Although the unconventional Hossack-type front end doesn't allow for superbike front-end feedback, I certainly didn't notice the lack of feel that so many others have often spoken of. There was a degree of vagueness over rough sections of pavement where an uneven surface may have caused the front to search for traction, but I never felt uneasy. After all, that's the nature of that suspension system; to isolate much of the harshness of the tarmac from the rider.
Lucky for us, our model had the optional (and by now, well-known) ESA or Electronic Suspension Adjustment system. With the push of a button, the rider can set the springy bits to accommodate for one rider or two, with or without luggage. Beyond that there are three primary modes that provide different front rebound damping, rear preload, rear compression damping and rear rebound damping settings. When you factor in the passenger and luggage choices, the ESA provides nine different set-ups. That should cover just about every scenario you can think of. It costs a hefty $800 but is indispensable if you’ve got the dough.
I implied above that the BMW ABS system is somewhat legendary in its ability to haul the bike to a stop. Unfortunately, it lacks feel and there is a very minute delay from first application of the lever to when the calipers squeeze down. When they do, you'll know it! It seems as if all at once you've applied more than 70% of the available stopping power for just a second or two even though you may not have intended to. Where this is particularly troublesome is in trying to modulate the brakes and throttle while in a series of tight twists.

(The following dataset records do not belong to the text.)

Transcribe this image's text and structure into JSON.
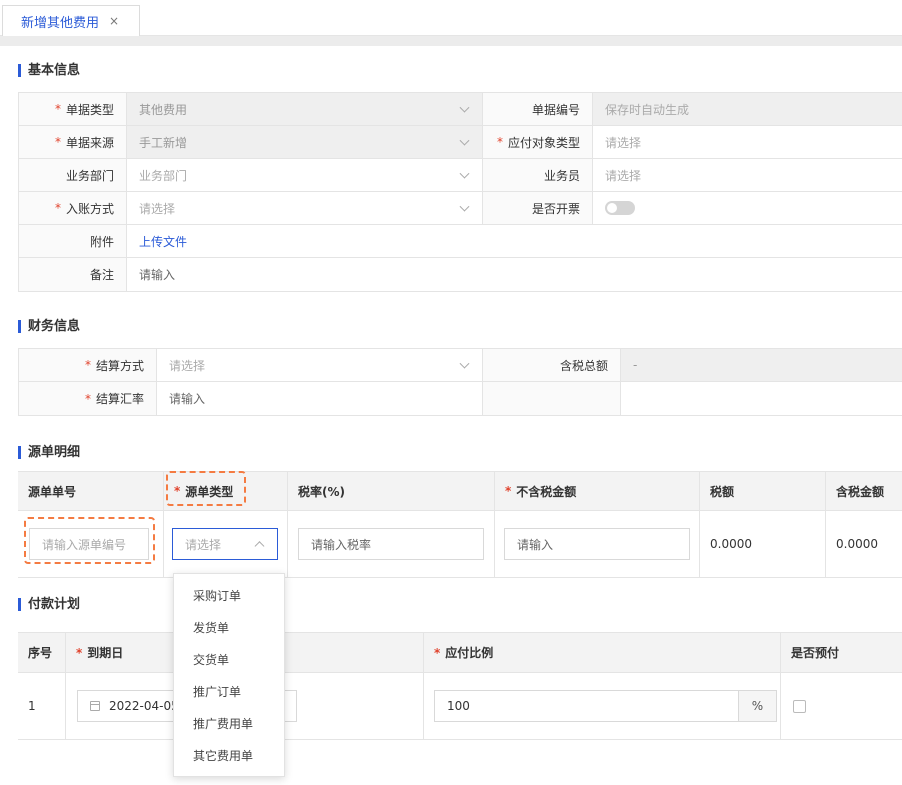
{
  "tab": {
    "label": "新增其他费用",
    "close": "×"
  },
  "basic": {
    "title": "基本信息",
    "doc_type_label": "单据类型",
    "doc_type_value": "其他费用",
    "doc_no_label": "单据编号",
    "doc_no_placeholder": "保存时自动生成",
    "doc_source_label": "单据来源",
    "doc_source_value": "手工新增",
    "payable_type_label": "应付对象类型",
    "payable_type_placeholder": "请选择",
    "dept_label": "业务部门",
    "dept_placeholder": "业务部门",
    "salesman_label": "业务员",
    "salesman_placeholder": "请选择",
    "entry_label": "入账方式",
    "entry_placeholder": "请选择",
    "invoice_label": "是否开票",
    "attach_label": "附件",
    "attach_link": "上传文件",
    "remark_label": "备注",
    "remark_placeholder": "请输入"
  },
  "finance": {
    "title": "财务信息",
    "settle_method_label": "结算方式",
    "settle_method_placeholder": "请选择",
    "tax_total_label": "含税总额",
    "tax_total_value": "-",
    "settle_rate_label": "结算汇率",
    "settle_rate_placeholder": "请输入"
  },
  "source": {
    "title": "源单明细",
    "headers": {
      "doc_no": "源单单号",
      "doc_type": "源单类型",
      "tax_rate": "税率(%)",
      "amount_ex": "不含税金额",
      "tax": "税额",
      "amount_inc": "含税金额"
    },
    "doc_no_placeholder": "请输入源单编号",
    "doc_type_placeholder": "请选择",
    "tax_rate_placeholder": "请输入税率",
    "amount_placeholder": "请输入",
    "tax_value": "0.0000",
    "amount_inc_value": "0.0000",
    "options": [
      "采购订单",
      "发货单",
      "交货单",
      "推广订单",
      "推广费用单",
      "其它费用单"
    ]
  },
  "plan": {
    "title": "付款计划",
    "headers": {
      "seq": "序号",
      "due": "到期日",
      "ratio": "应付比例",
      "prepay": "是否预付"
    },
    "row": {
      "seq": "1",
      "due": "2022-04-05",
      "ratio": "100",
      "unit": "%"
    }
  },
  "colors": {
    "accent": "#2b5bd7",
    "required": "#e0422c",
    "highlight": "#f47b42"
  },
  "icons": {
    "close": "close-icon",
    "chevron": "chevron-down-icon",
    "calendar": "calendar-icon"
  }
}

The ABS option ain’t cheap, at $1040, but BMW estimates 85% of the Sports will be ordered with the safety device.
By now you're probably saying to yourself, "We've already heard things like this since we've already read about the other K bikes last year. What does the new half-fairing do for the rider, yo?"

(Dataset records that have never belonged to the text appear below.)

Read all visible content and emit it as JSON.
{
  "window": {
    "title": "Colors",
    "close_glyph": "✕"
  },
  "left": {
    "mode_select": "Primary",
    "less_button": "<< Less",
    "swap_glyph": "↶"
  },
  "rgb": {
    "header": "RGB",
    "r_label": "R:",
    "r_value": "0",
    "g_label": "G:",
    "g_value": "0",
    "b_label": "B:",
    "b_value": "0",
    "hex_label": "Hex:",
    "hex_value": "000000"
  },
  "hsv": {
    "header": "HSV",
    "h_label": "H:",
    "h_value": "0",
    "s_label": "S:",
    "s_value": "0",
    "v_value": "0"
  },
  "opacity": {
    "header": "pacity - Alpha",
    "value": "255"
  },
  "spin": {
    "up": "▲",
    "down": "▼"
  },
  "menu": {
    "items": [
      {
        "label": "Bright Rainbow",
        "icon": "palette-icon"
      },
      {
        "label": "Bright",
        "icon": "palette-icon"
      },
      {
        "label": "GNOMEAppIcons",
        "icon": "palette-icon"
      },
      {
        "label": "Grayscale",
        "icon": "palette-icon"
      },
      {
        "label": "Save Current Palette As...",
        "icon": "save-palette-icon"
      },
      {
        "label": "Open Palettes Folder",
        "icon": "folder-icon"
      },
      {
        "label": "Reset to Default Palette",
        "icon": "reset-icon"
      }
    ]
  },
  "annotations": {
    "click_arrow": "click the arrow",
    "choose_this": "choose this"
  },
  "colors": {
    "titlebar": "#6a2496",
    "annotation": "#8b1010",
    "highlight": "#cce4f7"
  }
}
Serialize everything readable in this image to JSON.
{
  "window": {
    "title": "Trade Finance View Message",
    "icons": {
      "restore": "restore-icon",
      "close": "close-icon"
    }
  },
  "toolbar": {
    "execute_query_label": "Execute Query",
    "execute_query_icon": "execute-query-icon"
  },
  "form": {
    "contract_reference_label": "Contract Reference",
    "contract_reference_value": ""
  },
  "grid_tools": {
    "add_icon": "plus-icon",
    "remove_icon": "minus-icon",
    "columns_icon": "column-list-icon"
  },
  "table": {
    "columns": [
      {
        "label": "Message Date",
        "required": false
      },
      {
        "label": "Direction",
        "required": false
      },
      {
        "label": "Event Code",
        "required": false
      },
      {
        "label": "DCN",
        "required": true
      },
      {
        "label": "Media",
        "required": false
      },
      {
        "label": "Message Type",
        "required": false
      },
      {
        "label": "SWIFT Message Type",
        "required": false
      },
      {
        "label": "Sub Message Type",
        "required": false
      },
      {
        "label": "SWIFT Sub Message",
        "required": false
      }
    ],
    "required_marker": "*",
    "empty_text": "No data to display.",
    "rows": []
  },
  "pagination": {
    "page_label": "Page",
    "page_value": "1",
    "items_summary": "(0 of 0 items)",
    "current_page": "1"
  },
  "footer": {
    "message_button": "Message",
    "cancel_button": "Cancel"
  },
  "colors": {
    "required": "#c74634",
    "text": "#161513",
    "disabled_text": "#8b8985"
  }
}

Naturally, the fairing offers way more wind protection than what you would get on the R model. Fonz, who has put more miles on our K than the rest of us, really appreciated the aerodynamic design of the 1200R’s new nose for its huge addition to rider comfort. And it does so with minimal buffeting. It looks pretty good on there too. What else can be said, I guess?
At a base price of $14,450, K1200R Sport is too steep for a humble working man to ever considering owning. Factor in the optional ESA, on-board computer and heated grips that our bike came with, and the bike simply wouldn't be on my radar.
All the more so when I found the engine buzzy, and the brakes and fueling were a little too unrefined. I'd have to become Editor-In-Chief, or something. Not all is lost, though. These K bikes have great ergos and can be ridden very, very fast if you wish. They have unquestionable stability and offer technology you simply won't find on other motorcycles.
“There’s a huge gap in technology between most regular brands and BMW,” notes Fonz. “To name a few, I’d top the list with stellar heated grips and seats, aerodynamic and ergonomic designs, and the strong brand identity, saturation and owner loyalty the Harley people already understand completely. The K12 is well balanced, fast, smooth and steady.”
Last year Gabe made an analogy of the K1200R being like a gorilla in a tuxedo. This year the gorilla got a top hat of sorts. As for me, well, I'll wait 'till the gorilla goes through etiquette school.